As eleições para a presidência da Câmara dos Deputados e do Senado abrem os trabalhos legislativos em Brasília no início de fevereiro. Mas, desde já, a escolha dos comandantes das casas agita os bastidores da capital federal, não só em decorrência das articulações dos partidos para indicar os nomes que disputarão votos, mas também pela possibilidade do Supremo Tribunal Federal (STF) permitir a reeleição de Rodrigo Maia (DEM-RJ) e Davi Alcolumbre (DEM-AP) dentro de uma mesma legislatura, decisão que, se confirmada, tende a gerar mal estar e críticas entre a maioria dos parlamentares, inclusive na bancada cearense.

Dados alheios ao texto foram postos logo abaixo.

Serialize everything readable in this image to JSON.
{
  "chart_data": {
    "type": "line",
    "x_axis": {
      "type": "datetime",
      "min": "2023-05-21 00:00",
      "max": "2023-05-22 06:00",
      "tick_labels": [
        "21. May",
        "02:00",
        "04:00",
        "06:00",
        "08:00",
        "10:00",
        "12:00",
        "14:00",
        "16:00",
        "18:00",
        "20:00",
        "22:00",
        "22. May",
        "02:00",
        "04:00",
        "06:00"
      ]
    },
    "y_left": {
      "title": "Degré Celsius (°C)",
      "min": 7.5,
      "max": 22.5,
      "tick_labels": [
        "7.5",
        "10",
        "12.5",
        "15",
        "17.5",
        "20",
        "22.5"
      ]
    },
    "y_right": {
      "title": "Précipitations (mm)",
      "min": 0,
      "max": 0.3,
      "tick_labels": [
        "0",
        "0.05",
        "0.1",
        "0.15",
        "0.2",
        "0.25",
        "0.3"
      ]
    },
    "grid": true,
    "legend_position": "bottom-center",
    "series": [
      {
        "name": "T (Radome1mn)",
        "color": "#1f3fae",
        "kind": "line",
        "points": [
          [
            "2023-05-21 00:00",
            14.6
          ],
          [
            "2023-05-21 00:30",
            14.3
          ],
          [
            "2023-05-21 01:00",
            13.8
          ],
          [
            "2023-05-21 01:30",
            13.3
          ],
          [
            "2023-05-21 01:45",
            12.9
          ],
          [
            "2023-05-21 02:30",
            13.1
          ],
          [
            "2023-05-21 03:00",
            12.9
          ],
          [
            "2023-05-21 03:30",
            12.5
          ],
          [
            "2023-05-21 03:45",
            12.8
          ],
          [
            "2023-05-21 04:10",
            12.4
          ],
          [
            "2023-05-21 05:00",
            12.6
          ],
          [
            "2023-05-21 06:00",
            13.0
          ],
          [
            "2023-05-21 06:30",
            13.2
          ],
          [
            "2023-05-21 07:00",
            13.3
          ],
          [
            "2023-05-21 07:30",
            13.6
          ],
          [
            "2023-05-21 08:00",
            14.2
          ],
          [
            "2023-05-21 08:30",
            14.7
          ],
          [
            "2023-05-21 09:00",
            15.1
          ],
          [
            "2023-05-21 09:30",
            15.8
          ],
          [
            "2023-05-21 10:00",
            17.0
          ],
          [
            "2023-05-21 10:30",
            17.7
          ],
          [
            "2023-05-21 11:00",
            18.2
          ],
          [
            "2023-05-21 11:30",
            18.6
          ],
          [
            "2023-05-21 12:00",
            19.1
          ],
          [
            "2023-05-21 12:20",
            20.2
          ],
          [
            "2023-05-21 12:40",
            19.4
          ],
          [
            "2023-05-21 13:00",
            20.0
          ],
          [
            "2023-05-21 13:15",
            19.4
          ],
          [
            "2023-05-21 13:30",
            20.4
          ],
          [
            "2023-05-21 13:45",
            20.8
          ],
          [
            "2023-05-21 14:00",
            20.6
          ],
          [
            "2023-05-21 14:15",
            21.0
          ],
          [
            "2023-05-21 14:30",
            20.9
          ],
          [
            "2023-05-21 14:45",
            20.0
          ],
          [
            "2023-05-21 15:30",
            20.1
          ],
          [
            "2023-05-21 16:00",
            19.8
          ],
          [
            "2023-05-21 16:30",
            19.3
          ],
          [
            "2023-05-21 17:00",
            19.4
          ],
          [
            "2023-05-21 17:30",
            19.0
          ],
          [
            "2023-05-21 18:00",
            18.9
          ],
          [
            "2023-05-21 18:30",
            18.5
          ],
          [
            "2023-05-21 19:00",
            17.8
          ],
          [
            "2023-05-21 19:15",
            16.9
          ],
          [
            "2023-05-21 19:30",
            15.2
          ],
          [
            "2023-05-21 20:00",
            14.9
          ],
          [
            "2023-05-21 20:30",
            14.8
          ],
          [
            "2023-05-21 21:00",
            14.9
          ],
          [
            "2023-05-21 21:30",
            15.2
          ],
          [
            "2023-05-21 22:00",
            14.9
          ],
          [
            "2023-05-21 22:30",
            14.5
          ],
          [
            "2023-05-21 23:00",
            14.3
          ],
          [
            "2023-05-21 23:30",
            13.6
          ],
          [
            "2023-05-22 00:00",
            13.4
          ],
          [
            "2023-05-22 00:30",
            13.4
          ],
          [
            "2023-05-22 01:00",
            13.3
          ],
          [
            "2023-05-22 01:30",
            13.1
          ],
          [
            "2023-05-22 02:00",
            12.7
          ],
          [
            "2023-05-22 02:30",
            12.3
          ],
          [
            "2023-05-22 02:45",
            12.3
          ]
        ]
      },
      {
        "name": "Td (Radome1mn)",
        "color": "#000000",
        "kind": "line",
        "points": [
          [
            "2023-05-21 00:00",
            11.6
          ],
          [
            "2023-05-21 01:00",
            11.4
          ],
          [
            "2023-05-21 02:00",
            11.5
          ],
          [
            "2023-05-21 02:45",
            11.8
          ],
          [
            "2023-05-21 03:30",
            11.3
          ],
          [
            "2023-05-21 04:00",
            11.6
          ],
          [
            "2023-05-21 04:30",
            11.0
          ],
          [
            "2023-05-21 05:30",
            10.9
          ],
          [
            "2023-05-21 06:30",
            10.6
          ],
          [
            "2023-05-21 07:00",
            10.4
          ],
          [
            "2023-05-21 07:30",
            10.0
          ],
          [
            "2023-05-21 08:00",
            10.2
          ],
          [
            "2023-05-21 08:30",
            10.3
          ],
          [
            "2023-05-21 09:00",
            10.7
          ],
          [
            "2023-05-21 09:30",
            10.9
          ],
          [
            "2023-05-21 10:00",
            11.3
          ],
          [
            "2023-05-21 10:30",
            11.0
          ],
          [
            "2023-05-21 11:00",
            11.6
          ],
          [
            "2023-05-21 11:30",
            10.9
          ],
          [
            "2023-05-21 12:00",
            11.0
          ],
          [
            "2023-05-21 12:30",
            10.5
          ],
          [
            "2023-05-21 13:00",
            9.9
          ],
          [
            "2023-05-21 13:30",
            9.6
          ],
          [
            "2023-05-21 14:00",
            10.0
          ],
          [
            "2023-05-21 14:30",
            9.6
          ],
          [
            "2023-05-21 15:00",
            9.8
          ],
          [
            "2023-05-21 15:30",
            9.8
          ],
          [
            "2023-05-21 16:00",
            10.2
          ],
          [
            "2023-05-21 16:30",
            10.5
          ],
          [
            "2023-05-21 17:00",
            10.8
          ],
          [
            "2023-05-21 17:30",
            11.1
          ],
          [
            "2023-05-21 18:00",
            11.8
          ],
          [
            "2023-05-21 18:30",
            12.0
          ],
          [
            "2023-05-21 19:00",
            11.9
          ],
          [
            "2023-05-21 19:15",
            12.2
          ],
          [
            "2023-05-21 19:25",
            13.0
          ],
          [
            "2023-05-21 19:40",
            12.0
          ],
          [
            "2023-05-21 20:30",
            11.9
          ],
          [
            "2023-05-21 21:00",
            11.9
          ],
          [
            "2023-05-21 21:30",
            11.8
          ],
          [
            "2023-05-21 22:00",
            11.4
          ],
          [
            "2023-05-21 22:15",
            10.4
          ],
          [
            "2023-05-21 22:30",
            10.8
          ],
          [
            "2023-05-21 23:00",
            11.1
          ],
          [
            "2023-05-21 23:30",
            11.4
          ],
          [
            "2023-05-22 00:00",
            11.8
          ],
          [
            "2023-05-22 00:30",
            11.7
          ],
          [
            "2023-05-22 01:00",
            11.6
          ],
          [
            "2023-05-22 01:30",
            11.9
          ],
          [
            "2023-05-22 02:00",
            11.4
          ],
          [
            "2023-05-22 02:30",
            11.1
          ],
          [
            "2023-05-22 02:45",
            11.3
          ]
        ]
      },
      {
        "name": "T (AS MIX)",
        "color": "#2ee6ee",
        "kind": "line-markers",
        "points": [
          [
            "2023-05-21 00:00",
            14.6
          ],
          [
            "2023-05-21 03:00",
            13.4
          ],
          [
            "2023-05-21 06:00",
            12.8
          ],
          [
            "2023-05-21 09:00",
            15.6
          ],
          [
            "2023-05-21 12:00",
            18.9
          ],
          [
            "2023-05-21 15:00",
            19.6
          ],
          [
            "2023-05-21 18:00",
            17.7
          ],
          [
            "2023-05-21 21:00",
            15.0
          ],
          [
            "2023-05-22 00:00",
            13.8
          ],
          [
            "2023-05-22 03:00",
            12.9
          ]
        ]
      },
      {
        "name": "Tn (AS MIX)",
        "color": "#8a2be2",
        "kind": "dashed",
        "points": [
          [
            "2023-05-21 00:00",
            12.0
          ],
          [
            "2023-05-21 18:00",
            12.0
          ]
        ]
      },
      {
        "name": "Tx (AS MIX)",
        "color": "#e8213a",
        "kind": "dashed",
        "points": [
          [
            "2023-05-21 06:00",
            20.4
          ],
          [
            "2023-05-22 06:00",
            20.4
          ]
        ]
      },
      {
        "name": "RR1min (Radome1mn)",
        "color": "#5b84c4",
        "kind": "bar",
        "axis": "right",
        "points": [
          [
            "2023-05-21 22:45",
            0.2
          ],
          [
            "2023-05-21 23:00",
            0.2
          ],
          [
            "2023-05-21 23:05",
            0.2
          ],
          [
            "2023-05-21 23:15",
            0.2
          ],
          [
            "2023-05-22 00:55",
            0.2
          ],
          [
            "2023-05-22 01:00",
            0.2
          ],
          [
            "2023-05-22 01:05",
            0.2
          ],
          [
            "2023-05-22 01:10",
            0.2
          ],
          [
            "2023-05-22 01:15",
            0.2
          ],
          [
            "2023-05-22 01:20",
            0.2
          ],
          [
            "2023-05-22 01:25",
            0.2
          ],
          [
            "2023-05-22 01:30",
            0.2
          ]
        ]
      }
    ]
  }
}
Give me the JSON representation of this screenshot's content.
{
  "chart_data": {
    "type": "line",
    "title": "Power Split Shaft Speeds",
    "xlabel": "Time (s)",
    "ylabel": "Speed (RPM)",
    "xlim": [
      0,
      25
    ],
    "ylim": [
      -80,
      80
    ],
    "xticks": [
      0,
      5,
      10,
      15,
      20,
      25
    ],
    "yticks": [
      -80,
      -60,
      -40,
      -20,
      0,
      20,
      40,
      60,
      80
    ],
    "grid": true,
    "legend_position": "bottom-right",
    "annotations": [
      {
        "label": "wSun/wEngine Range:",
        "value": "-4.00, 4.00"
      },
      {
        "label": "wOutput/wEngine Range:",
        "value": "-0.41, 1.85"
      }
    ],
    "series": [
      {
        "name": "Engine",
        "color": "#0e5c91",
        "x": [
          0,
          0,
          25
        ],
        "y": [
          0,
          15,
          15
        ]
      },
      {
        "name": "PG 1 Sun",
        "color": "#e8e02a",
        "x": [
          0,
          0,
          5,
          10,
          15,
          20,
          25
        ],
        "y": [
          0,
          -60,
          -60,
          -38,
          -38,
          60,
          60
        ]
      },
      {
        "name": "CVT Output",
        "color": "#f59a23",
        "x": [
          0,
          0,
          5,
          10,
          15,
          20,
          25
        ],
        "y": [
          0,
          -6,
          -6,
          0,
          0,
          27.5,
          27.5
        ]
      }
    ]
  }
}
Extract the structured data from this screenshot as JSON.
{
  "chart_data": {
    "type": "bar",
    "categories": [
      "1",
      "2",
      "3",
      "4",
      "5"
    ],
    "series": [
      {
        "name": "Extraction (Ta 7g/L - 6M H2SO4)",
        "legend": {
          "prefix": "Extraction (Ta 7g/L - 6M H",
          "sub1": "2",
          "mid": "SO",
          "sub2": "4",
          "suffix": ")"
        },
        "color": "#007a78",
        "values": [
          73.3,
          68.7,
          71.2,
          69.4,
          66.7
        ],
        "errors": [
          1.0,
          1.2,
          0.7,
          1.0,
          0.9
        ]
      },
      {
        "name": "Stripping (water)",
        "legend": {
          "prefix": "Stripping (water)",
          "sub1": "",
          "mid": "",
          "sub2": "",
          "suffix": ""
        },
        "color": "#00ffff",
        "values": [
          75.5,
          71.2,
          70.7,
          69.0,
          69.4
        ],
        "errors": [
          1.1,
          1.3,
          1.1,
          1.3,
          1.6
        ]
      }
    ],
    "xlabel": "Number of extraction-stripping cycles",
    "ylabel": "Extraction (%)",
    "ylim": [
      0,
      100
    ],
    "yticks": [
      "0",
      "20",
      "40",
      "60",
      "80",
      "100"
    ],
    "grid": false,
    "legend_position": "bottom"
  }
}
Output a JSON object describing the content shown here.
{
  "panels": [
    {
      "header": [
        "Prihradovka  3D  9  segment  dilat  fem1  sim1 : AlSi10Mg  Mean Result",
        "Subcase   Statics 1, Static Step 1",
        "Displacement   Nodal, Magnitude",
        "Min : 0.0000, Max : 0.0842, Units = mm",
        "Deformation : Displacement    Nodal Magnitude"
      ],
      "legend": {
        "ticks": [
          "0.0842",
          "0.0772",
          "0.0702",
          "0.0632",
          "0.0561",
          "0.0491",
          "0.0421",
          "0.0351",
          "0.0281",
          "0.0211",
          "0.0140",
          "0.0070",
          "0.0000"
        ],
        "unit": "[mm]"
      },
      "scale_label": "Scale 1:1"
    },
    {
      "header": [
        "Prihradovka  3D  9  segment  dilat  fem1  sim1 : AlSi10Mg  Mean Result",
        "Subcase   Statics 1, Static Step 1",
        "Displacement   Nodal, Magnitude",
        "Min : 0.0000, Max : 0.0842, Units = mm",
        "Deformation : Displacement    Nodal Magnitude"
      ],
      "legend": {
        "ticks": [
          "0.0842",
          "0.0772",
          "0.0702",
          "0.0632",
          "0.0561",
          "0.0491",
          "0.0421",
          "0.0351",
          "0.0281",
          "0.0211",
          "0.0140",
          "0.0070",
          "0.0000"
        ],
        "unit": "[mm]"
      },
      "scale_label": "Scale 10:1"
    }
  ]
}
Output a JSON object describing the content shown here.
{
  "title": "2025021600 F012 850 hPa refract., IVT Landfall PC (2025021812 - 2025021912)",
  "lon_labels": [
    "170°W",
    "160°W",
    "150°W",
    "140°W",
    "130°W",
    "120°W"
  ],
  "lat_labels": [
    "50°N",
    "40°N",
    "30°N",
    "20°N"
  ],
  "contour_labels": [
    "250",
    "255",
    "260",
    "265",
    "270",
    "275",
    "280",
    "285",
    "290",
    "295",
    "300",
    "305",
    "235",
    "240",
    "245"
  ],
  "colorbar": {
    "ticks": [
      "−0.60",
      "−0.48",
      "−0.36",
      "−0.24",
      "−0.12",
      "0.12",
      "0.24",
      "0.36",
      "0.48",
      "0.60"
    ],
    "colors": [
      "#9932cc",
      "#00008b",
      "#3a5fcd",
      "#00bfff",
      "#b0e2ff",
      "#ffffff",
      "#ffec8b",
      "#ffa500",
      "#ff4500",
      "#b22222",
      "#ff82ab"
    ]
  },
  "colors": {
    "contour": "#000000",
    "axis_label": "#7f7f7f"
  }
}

Na Câmara, o único nome já lançado é o de Arthur Lira (PP-AL), liderança do Centrão que conta com a preferência e o apoio do presidente Jair Bolsonaro (sem partido). Outras siglas aguardam a definição de Rodrigo Maia, que pode apoiar deputados como Baleia Rossi, presidente nacional e líder do MDB na Casa, ou Marcos Pereira, que é presidente do Republicanos e vice da Câmara. Provocado por uma ação direta de inconstitucionalidade do PTB, o STF tem até a próxima sexta-feira (11) para decidir a possibilidade de reeleição, que é proibida pela Constituição dentro de uma mesma legislatura. Ontem, a votação dos ministros atingiu placar de quatro votos favoráveis e três contrários às novas candidaturas. Faltam três votos.

Rodrigo Maia está na terceira oportunidade como presidente da Câmara, mas chegou pela primeira vez ao cargo em um mandato-tampão, após o afastamento de Eduardo Cunha (MDB-RJ) em 2016, por conta de investigações da Operação Lava Jato. As eleições seguintes foram em legislaturas diferentes.

Entre deputados da bancada federal cearense, a hipótese de reeleição, em geral, não é bem aceita. Líder da Oposição, André Figueiredo (PDT) considera a possibilidade "completamente descabida" e "perigosa" para o futuro da Casa. "Acho um absurdo, e não é por conta do Rodrigo. Mas é por conta do precedente que isso pode abrir, que é extremamente prejudicial à democracia. Você, quando está na presidência, tem um poder muito forte, porque o regime da Câmara é muito presidencialista. Você pauta o que você quer, quando quer, e isso, dentro de um viés de um presidente que não tenha a democracia como uma de suas características de atuação, pode gerar a eternização dessa pessoa, fazendo com que o Parlamento se enfraqueça".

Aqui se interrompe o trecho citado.